In Business, Only Bad Eggs Prevent Poaching
The long-running poaching dispute between four global tech giants and more than 64,000 of their employees may finally have reached it’s conclusion after Apple, Google, Intel and Adobe offered to settle the lawsuit for $415 million (USD).
The lawsuit claims the companies had made formal agreements not to recruit each others employees. One email exchange cited in the class action reportedly shows Eric Schmidt, former CEO of Google, telling Steve Jobs, former boss of Apple, that any Google recruiter who solicited an Apple employee would be fired. All four deny any wrongdoing.
Litigants say the pact limited job mobility, undercutting the ability of workers to receive full compensation for their skills and resulting in $3 billion in lost wages. Had the companies lost the case, damages could have run to as much as $9 billion under U.S. antitrust laws.
The case – which bears striking similarities to a 2010 lawsuit concerning Pixar and LucasFilm – has reheated the public debate on no-poaching agreements.
In New Zealand, such activities are prohibited by The Commerce Act, which aims to promote competition in business. The law states that “prohibiting a person with ‘substantial market power’ from taking advantage [of that power] for an anti-competitive purpose” is subject to fines in excess of $10 million.

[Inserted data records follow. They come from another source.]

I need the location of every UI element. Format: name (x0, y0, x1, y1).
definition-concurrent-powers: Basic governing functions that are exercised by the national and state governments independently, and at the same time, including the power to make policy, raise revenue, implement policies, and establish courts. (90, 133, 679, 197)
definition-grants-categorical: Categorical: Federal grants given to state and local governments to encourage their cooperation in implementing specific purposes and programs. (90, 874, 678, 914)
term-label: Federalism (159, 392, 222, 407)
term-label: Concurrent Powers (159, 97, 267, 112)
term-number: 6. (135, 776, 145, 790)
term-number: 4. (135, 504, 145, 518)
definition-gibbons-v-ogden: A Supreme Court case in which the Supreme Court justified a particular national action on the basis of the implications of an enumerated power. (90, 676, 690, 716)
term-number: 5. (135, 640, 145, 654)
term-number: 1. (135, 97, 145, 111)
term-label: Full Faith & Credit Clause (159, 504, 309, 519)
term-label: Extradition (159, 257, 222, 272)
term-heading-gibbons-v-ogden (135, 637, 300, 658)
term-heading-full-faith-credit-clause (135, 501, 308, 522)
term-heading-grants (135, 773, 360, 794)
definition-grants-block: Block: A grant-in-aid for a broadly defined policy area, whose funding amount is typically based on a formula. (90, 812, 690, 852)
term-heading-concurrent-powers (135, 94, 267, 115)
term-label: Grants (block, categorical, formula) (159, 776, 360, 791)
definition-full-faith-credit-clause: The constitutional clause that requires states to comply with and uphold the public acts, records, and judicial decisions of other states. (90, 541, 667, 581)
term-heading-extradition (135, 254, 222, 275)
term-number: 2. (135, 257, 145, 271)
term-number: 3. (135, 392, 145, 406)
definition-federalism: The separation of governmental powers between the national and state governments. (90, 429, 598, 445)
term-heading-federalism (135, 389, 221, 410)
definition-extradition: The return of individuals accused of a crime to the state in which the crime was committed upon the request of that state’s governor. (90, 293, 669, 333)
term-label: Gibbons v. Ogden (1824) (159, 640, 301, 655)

Eye-watering penalties aside, what’s so bad about trying to prevent losing your best employees to competitors? Put simply, these practices have the same stifling effect on competition as price-fixing (also covered by The Commerce Act). Substitute ‘employee’ for ‘customer’ in the communications between Jobs and Schmidt and few would dispute the obvious illegality.
No-poaching pacts clearly benefit companies at the expense of employees, increasing the market power of the former while restricting it for the latter. In the world of commerce, where the power balance is already stacked in favour of big business, upholding the modest leverage available to employees and small businesses is not just about giving people a fair go – it’s vital for New Zealand’s economic growth.
There are two key factors determining wages: productivity and bargaining power. Productive employees generate greater profits, but how much of that they can command for themselves depends on their bargaining power. Methods such as no-poaching agreements and variations on the so-called ‘inevitable disclosure doctrine’ impede this bargaining power, unfairly restricting employee mobility and causing wage stagnation.
The type of collusion practiced by Apple et al is an inexpensive way to retain employees. It’s also unethical and illegal. Employers should be creating opportunities – not eliminating them. Instead of forming alliances with other employers, identify grievances among your work force and address them. It may mean paying a higher salary or offering incentives like retention bonuses dependent on a certain number of years in service.
The boring bottom line is this: be the more attractive option. Invest in employees, treat them well, pay them better and foster an appealing, vibrant company culture. Create opportunities at your company and you won’t need to eliminate them elsewhere.